The PWV resulting from the Mobil‐O‐Graph can fit well with the real aortic PWV in the general population and can provide a relevant estimate of cardiovascular risk, relying on classic risk factors (age and blood pressure). On the other hand, this approach may not be able to provide additional prognostic information beyond that already supplied by these risk factors. Aortic PWV is currently considered an independent predictor of coronary heart disease and stroke, and its usefulness is mainly to reclassify the cardiovascular risk beyond traditional risk factors.1 This main point of strength of PWV measurement may, thus, be lost when using the Mobil‐O‐Graph to assess arterial stiffness in the single patient.

Similarly, the estimation of PWV by equations derived by PWV reference values (e1PWV and e2PWV) yielded to a significant underestimation of aortic stiffness in patients with MFS. The Mobil‐O‐Graph and other systems using an algorithm‐based approach to assess arterial stiffness cannot provide estimates of PWV values reflecting other factors beyond those included in the algorithm (ie, age and BP levels). The PWV values provided by the Mobil‐O‐Graph are related to an ideal subject for a given age and systolic BP, but may not be able to evaluate subclinical vascular damage expressed by high aortic stiffness in the individual patient, as shown in this population of patients with MFS.

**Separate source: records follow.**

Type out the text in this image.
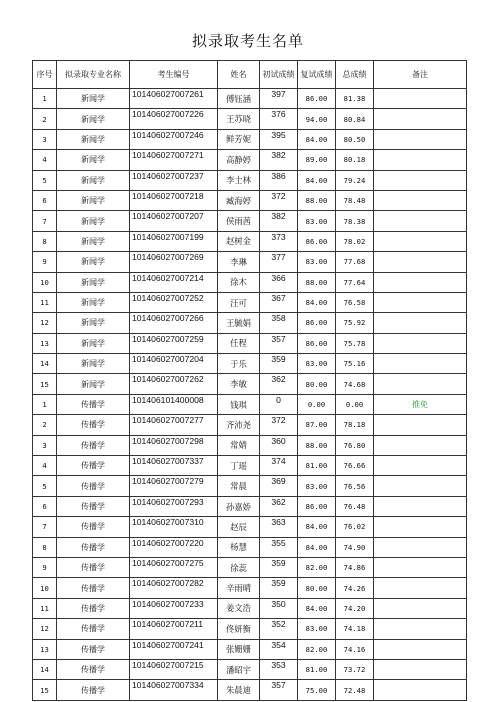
拟录取考生名单
序号	拟录取专业名称	考生编号	姓名	初试成绩	复试成绩	总成绩	备注
1	新闻学	101406027007261	傅钰涵	397	86.00	81.38	
2	新闻学	101406027007226	王苏晓	376	94.00	80.84	
3	新闻学	101406027007246	鲜芳妮	395	84.00	80.50	
4	新闻学	101406027007271	高静婷	382	89.00	80.18	
5	新闻学	101406027007237	李士林	386	84.00	79.24	
6	新闻学	101406027007218	臧海婷	372	88.00	78.48	
7	新闻学	101406027007207	侯雨茜	382	83.00	78.38	
8	新闻学	101406027007199	赵树金	373	86.00	78.02	
9	新闻学	101406027007269	李琳	377	83.00	77.68	
10	新闻学	101406027007214	徐木	366	88.00	77.64	
11	新闻学	101406027007252	汪可	367	84.00	76.58	
12	新闻学	101406027007266	王毓娟	358	86.00	75.92	
13	新闻学	101406027007259	任程	357	86.00	75.78	
14	新闻学	101406027007204	于乐	359	83.00	75.16	
15	新闻学	101406027007262	李敏	362	80.00	74.68	
1	传播学	101406101400008	钱琪	0	0.00	0.00	推免
2	传播学	101406027007277	齐沛尧	372	87.00	78.18	
3	传播学	101406027007298	常婧	360	88.00	76.80	
4	传播学	101406027007337	丁瑶	374	81.00	76.66	
5	传播学	101406027007279	常晨	369	83.00	76.56	
6	传播学	101406027007293	孙嘉娇	362	86.00	76.48	
7	传播学	101406027007310	赵辰	363	84.00	76.02	
8	传播学	101406027007220	杨慧	355	84.00	74.90	
9	传播学	101406027007275	徐蕊	359	82.00	74.86	
10	传播学	101406027007282	辛雨晴	359	80.00	74.26	
11	传播学	101406027007233	姜文浩	350	84.00	74.20	
12	传播学	101406027007211	佟妍衡	352	83.00	74.18	
13	传播学	101406027007241	张姗姗	354	82.00	74.16	
14	传播学	101406027007215	潘昭宇	353	81.00	73.72	
15	传播学	101406027007334	朱晨迪	357	75.00	72.48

The results of this study question the ability of algorithm‐based systems, such as the Mobil‐O‐Graph, to provide an accurate evaluation of early vascular aging. Other factors beyond age and changes in BP levels might well play a role in this process. Indeed, a BP‐based algorithm for evaluation of PWV could also lead to misleading results when exploring PWV in conditions in which BP changes significantly, as in response to pharmacological treatment, diet, and physical activity or after exposure to environmental factors. In these cases, PWV variations obtained through an algorithm considering BP values and age reflect changes in BP levels rather than real variations in arterial distensibility.

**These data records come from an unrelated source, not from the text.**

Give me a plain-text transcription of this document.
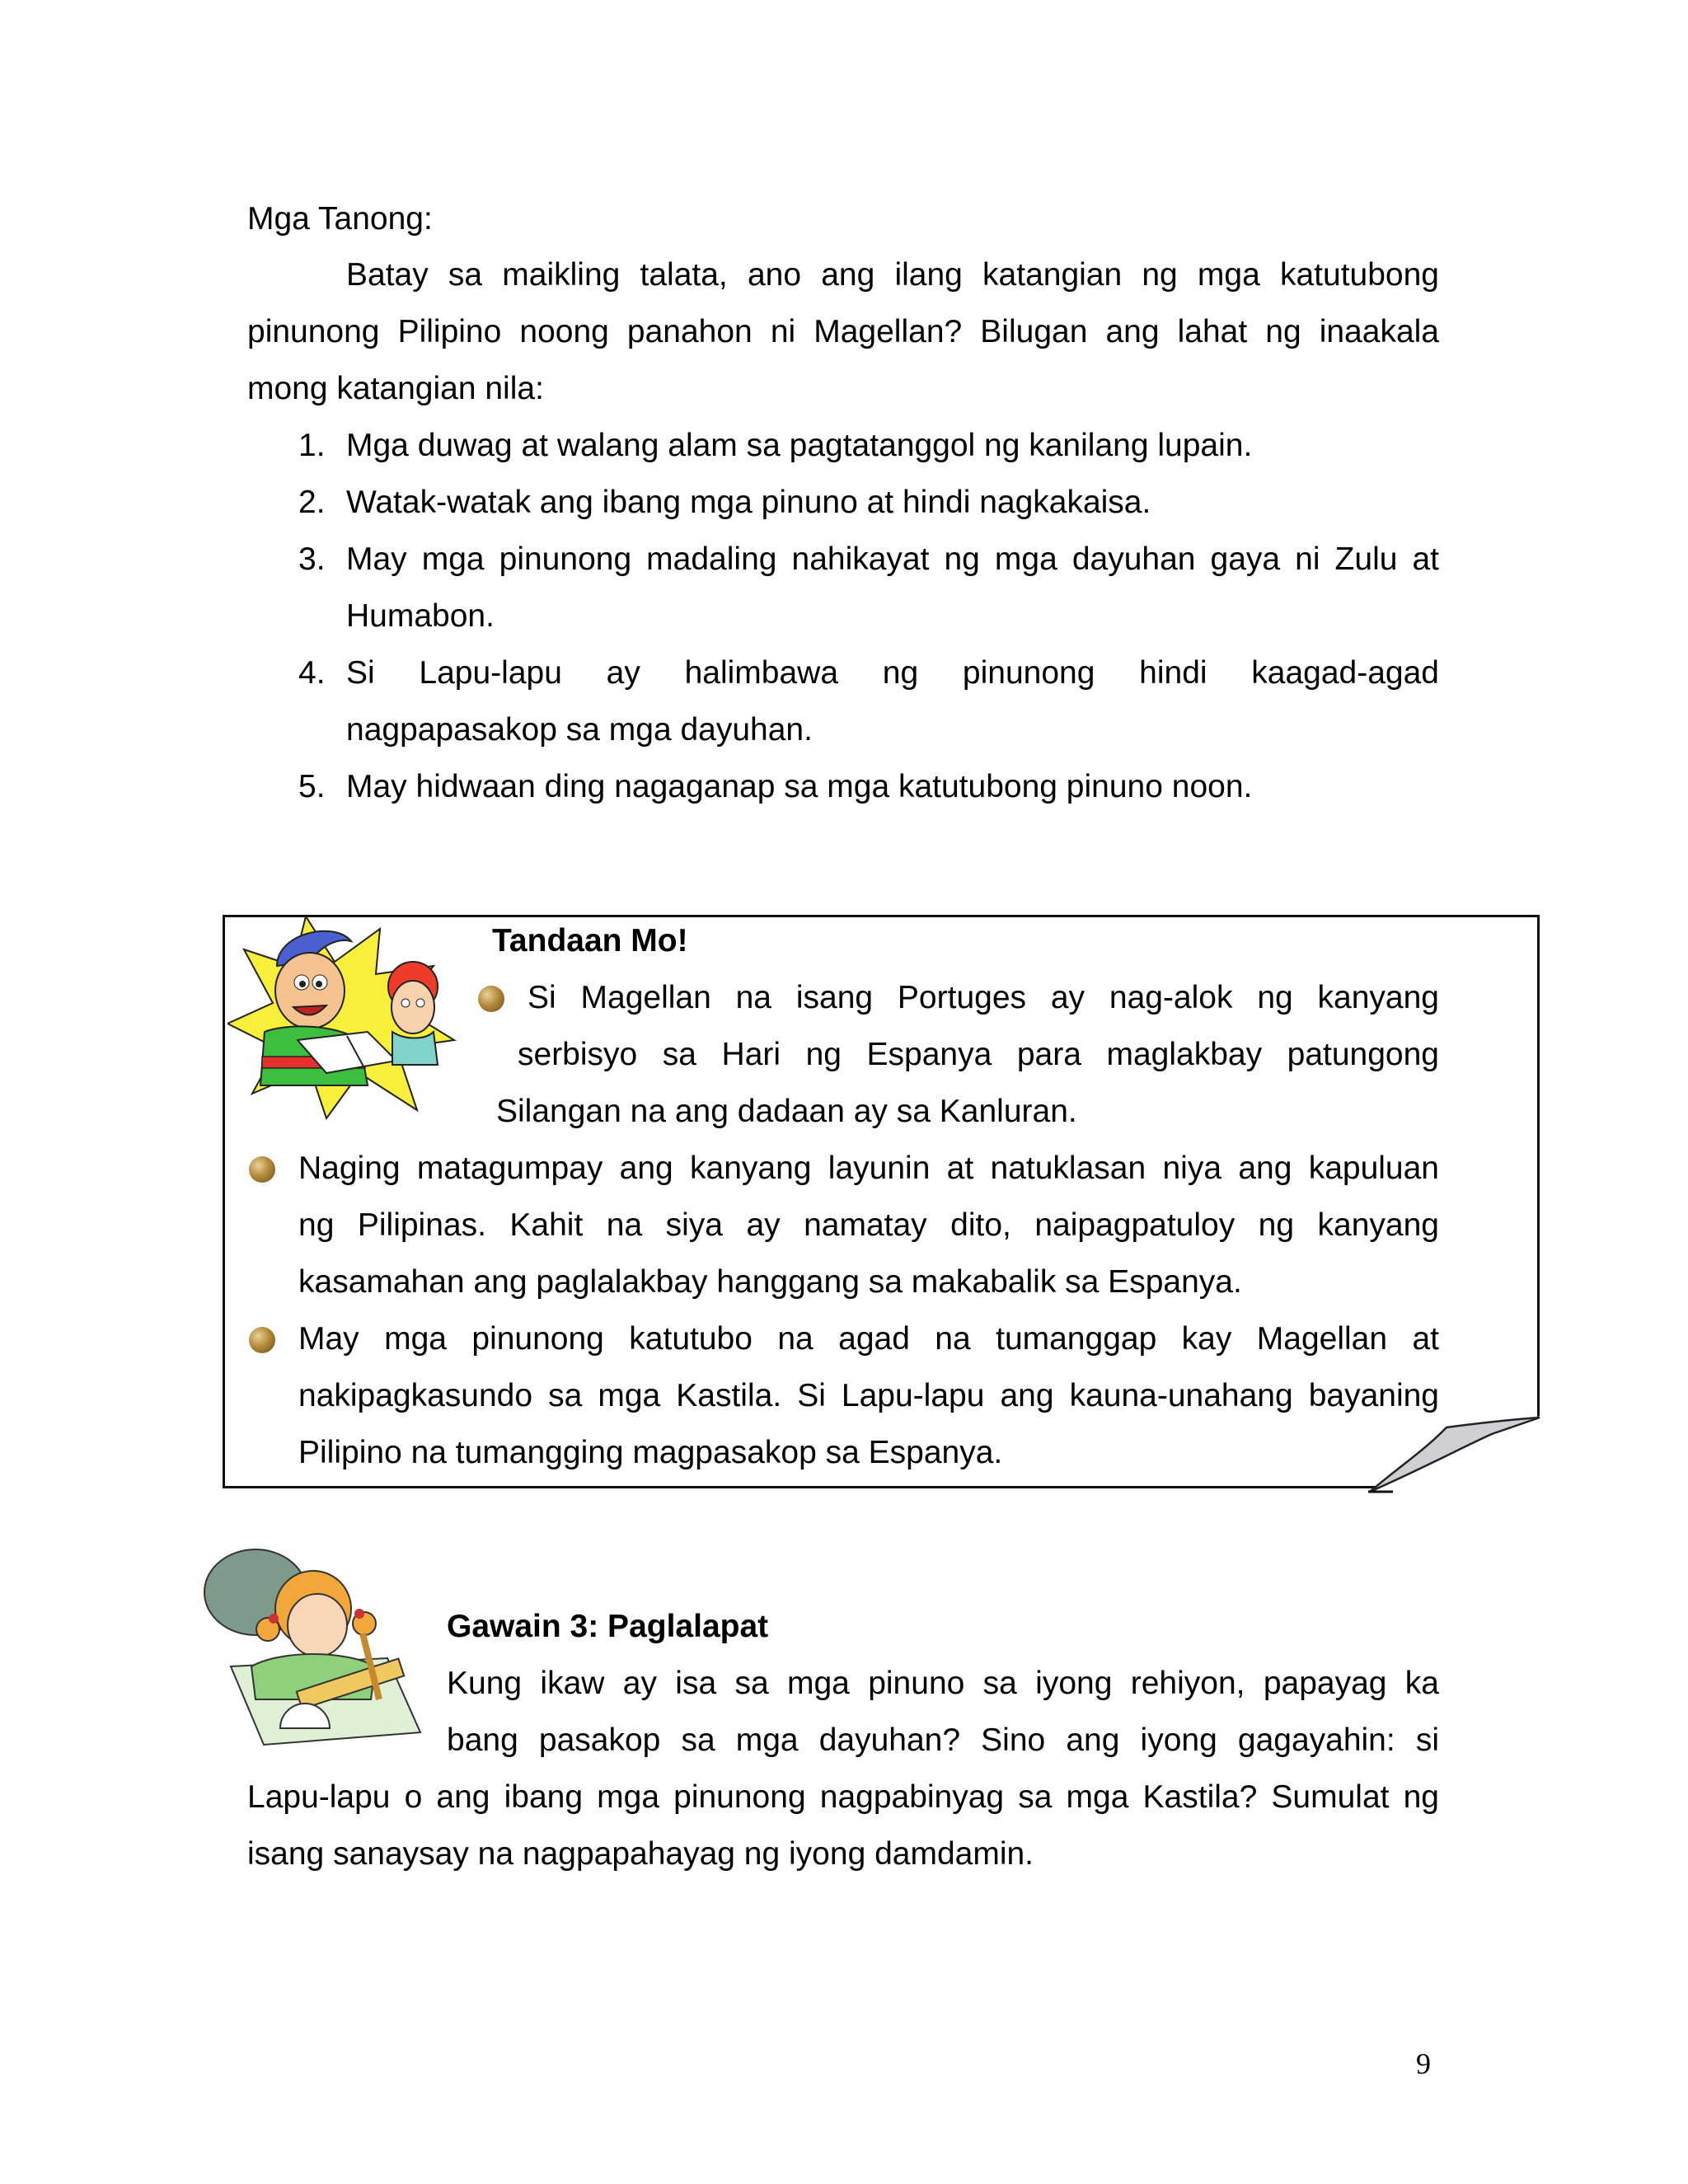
Mga Tanong:
Batay sa maikling talata, ano ang ilang katangian ng mga katutubong
pinunong Pilipino noong panahon ni Magellan? Bilugan ang lahat ng inaakala
mong katangian nila:
1. Mga duwag at walang alam sa pagtatanggol ng kanilang lupain.
2. Watak-watak ang ibang mga pinuno at hindi nagkakaisa.
3. May mga pinunong madaling nahikayat ng mga dayuhan gaya ni Zulu at
Humabon.
4. Si Lapu-lapu ay halimbawa ng pinunong hindi kaagad-agad
nagpapasakop sa mga dayuhan.
5. May hidwaan ding nagaganap sa mga katutubong pinuno noon.
Tandaan Mo!
Si Magellan na isang Portuges ay nag-alok ng kanyang
serbisyo sa Hari ng Espanya para maglakbay patungong
Silangan na ang dadaan ay sa Kanluran.
Naging matagumpay ang kanyang layunin at natuklasan niya ang kapuluan
ng Pilipinas. Kahit na siya ay namatay dito, naipagpatuloy ng kanyang
kasamahan ang paglalakbay hanggang sa makabalik sa Espanya.
May mga pinunong katutubo na agad na tumanggap kay Magellan at
nakipagkasundo sa mga Kastila. Si Lapu-lapu ang kauna-unahang bayaning
Pilipino na tumangging magpasakop sa Espanya.
Gawain 3: Paglalapat
Kung ikaw ay isa sa mga pinuno sa iyong rehiyon, papayag ka
bang pasakop sa mga dayuhan? Sino ang iyong gagayahin: si
Lapu-lapu o ang ibang mga pinunong nagpabinyag sa mga Kastila? Sumulat ng
isang sanaysay na nagpapahayag ng iyong damdamin.
9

The main limitation of this study was the use of a noninvasive approach (cf‐PWV) as a reference standard method for the assessment of aortic PWV. However, angiography is not a diagnostic method usually recommended in patients with MFS; thus, the use of invasive methods for this study was not ethically allowed, and the noninvasive recommended method for the assessment of aortic stiffness is currently considered cf‐PWV.2, 40

Conclusions

The results of our study, even based on a small and rare population, seem to suggest that an algorithm‐based system, such as the Mobil‐O‐Graph, could not be an adequate method to assess arterial stiffness. This is more evident in peculiar clinical conditions in which other factors beyond age and changes in BP levels might play a role, providing misleading clinical information in the single patient. These results should be confirmed by further studies conducted in different populations.

Disclosures

P. Salvi reported receiving consulting fees from DiaTecne srl, manufacturer of systems for assessing the arterial stiffness. The remaining authors have no disclosures to report.